For example, when finding change of bases $P_{a \leftarrow b}$ such that it goes from polynomial of degree one to polynomial of degree one, $P_1 \rightarrow P_1$, then I put the polynomial in column vector form for the augmented matrix instead of row vectors. For $a=[2+x,3+4x]$ & $b=[9+6x, 8+7x]$, why is this augmented matrix correct:
$$
\begin{bmatrix}
2 & 3 &|& 9 & 8 \\
1 & 4 &|& 6 & 7
\end{bmatrix}
\quad
$$
while this, my original method, is incorrect:
$$
\begin{bmatrix}
2 & 1 &|& 9 & 6 \\
3 & 4 &|& 8 & 7
\end{bmatrix}
\quad
$$
I know I reduce the left side to the identity and the right side then becomes my transition matrix.
Best Answer
Let $V$ be a finite dimensional vector space and $e_i$ be the elements of one basis of $V$ and let $f_i$ be the elements of another basis. The change of basis matrix from $e_i$ to $f_i$ has as its entries the scalars $a_{ij}$ such that $f_i = \sum_j a_{ij}e_j$. If you associate $e_i$ with the standard basis on $\mathbb{R}^n$, then the columns of the matrix will be the coordinate representation of the new basis in $\mathbb{R}^n$.

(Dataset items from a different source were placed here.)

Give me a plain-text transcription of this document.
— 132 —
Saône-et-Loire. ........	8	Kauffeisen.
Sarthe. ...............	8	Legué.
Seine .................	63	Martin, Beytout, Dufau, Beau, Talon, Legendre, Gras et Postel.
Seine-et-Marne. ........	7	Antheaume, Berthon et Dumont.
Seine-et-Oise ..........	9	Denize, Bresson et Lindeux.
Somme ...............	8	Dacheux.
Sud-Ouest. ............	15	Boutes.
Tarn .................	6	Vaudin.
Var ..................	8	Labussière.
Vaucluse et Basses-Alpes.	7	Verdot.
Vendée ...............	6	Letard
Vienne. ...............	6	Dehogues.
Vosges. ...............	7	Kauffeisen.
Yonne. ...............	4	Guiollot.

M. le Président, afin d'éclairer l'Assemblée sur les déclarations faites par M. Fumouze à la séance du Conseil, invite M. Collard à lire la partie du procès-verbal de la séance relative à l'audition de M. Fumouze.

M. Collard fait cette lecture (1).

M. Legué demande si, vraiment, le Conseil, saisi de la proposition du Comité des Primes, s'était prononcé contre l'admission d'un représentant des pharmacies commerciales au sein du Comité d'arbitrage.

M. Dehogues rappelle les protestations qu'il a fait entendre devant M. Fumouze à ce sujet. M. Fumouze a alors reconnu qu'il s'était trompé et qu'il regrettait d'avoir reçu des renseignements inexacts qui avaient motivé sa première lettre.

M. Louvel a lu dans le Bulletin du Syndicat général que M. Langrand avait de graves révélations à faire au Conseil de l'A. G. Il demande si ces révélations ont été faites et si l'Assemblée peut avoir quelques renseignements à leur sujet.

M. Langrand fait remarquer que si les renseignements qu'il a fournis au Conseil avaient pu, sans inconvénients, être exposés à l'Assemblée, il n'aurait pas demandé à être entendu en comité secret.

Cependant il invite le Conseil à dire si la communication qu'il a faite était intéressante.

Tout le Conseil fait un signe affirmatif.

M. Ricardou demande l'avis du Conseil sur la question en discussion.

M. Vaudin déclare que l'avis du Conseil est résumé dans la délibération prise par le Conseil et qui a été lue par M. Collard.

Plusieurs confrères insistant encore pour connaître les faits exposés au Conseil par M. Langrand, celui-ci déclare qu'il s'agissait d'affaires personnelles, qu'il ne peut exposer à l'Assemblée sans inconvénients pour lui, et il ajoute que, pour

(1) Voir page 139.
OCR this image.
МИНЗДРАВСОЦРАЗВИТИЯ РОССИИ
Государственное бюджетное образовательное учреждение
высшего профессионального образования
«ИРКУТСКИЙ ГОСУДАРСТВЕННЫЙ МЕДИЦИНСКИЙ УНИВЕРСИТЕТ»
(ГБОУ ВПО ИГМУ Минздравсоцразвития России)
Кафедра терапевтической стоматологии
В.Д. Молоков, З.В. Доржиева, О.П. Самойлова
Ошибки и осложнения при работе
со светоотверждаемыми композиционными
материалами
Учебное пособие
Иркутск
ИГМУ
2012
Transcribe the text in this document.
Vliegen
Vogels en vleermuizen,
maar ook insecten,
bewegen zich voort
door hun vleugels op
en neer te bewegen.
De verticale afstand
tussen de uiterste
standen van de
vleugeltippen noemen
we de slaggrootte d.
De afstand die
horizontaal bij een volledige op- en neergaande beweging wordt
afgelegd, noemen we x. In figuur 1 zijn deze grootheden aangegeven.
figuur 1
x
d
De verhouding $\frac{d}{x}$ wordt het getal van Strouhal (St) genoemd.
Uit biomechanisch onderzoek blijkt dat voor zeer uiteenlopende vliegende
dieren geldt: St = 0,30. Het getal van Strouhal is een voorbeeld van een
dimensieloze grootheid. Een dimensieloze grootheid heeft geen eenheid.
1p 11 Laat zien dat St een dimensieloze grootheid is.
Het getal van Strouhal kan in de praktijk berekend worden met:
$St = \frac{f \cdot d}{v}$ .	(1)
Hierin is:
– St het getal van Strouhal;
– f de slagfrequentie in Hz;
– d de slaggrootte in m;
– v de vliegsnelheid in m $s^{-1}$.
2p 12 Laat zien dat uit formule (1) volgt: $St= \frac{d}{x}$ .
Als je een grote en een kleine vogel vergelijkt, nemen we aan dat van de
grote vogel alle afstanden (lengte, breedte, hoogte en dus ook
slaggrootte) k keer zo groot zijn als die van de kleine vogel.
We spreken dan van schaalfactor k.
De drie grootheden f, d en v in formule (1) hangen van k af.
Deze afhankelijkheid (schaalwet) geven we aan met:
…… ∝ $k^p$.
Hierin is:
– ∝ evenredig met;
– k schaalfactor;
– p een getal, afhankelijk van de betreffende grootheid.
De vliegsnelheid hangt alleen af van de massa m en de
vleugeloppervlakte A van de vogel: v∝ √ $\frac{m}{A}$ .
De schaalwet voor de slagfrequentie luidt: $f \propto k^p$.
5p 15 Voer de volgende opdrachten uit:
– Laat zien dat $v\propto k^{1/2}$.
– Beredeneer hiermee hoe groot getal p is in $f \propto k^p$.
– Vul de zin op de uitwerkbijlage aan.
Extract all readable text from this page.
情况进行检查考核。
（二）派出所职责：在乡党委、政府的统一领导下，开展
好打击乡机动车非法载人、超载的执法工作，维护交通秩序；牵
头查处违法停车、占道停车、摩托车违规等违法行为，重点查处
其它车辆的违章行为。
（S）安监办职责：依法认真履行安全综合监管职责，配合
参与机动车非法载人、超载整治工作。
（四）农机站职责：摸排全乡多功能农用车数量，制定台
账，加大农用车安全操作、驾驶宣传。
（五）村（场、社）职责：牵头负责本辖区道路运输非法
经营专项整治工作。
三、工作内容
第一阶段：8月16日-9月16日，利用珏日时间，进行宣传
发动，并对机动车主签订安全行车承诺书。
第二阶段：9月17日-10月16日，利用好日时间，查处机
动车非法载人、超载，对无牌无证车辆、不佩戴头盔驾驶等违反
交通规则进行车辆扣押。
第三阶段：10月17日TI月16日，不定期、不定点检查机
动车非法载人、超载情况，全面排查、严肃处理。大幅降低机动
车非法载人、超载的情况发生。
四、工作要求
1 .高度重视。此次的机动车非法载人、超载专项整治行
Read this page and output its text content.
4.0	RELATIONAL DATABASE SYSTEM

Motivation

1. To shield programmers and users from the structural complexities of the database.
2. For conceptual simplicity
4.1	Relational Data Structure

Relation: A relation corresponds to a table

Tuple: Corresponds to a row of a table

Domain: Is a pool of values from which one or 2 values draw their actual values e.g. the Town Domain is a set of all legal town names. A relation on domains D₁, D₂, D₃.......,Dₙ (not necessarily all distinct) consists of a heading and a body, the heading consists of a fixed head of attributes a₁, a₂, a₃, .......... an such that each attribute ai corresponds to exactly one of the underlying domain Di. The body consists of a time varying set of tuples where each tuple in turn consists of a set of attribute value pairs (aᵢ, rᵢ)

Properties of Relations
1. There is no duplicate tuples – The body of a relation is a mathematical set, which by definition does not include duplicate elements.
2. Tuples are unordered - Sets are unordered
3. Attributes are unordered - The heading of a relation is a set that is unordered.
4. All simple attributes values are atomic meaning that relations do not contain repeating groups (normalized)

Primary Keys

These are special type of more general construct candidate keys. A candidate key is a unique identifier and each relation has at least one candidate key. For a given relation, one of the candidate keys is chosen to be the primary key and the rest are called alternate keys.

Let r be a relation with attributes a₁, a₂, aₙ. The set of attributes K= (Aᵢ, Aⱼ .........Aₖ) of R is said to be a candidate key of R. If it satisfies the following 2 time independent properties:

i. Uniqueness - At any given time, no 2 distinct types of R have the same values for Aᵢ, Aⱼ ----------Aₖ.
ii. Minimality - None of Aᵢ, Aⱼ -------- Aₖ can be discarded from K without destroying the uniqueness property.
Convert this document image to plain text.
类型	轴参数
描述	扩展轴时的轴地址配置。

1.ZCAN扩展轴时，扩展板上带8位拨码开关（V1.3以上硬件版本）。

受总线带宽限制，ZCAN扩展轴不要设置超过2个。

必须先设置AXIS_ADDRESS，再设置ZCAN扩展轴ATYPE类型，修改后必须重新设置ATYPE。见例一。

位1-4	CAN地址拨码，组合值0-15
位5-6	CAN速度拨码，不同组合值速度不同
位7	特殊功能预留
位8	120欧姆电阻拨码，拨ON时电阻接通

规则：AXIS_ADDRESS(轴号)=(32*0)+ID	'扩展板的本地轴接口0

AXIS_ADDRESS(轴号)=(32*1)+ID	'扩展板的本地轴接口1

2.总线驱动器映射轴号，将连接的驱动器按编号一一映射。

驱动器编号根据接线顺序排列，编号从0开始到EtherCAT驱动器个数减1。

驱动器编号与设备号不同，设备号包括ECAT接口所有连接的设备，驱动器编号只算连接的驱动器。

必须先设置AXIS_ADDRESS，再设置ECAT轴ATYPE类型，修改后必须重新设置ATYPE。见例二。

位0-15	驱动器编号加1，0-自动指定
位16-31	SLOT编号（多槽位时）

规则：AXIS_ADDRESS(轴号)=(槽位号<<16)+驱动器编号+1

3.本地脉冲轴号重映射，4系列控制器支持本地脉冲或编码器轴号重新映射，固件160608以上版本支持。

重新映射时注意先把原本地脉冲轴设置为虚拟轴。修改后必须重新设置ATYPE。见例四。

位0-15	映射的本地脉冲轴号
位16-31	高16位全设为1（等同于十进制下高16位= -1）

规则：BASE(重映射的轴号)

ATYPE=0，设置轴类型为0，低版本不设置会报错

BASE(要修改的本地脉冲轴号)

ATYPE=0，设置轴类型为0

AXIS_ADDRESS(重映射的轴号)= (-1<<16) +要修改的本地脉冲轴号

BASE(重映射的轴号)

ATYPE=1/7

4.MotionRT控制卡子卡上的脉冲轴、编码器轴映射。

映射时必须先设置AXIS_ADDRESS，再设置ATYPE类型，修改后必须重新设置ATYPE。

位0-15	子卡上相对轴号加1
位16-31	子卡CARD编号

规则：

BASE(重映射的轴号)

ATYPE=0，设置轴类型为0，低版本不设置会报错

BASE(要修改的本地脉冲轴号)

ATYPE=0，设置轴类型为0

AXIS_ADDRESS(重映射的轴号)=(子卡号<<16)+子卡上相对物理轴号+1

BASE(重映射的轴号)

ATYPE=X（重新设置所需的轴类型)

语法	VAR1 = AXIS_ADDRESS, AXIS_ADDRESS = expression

For example, with the polynomials you mention we have \begin{aligned} e_1 &= 2+x\\ e_2 &= 3+4x\\ \end{aligned} and \begin{aligned} f_1 &= 9+6x\\ f_2 &= 8+7x.\\ \end{aligned} since \begin{aligned} f_1 &= 3.6 e_1 + 0.6 e_2\\ f_2 &= 2.2 e_1 + 1.2 e_2, \end{aligned} (please check my work to make sure there are no fat-finger-induced Matlab typing errors...) it follows that the change of basis matrix is \begin{aligned} A = \begin{bmatrix} 3.6 & 0.6\\ 2.2 & 1.2\\ \end{bmatrix}. \end{aligned}
Now: why the first augmented matrix and not the second?
Note that to find the matrix above you need to solve the system \begin{aligned} a_{11}(2+x) + a_{12}(3+4x) &= 9 + 6x\\ a_{21}(2+x) + a_{22}(3+4x) &= 8 + 7x.\\ \end{aligned} Since $1$ and $x$ are a basis of $P_1(\mathbb{R})$, they are linearly independent, so we can rewrite this as \begin{aligned} 2a_{11} + 3a_{12} &= 9\\ a_{11} + 4a_{12} &= 6\\ 2a_{21} + 3a_{22} &= 8\\ a_{21} + 4a_{22} &= 7,\\ \end{aligned} which is equivalent to the simultaneous equations \begin{aligned} \begin{bmatrix} 2 & 3\\ 1 & 4\\ \end{bmatrix} \begin{bmatrix} a_{11}\\ a_{12}\\ \end{bmatrix} = \begin{bmatrix} 9\\ 6\\ \end{bmatrix} \end{aligned} and \begin{aligned} \begin{bmatrix} 2 & 3\\ 1 & 4\\ \end{bmatrix} \begin{bmatrix} a_{21}\\ a_{22}\\ \end{bmatrix} = \begin{bmatrix} 8\\ 7\\ \end{bmatrix}. \end{aligned} These two lead to the first augmented matrix rather than the second.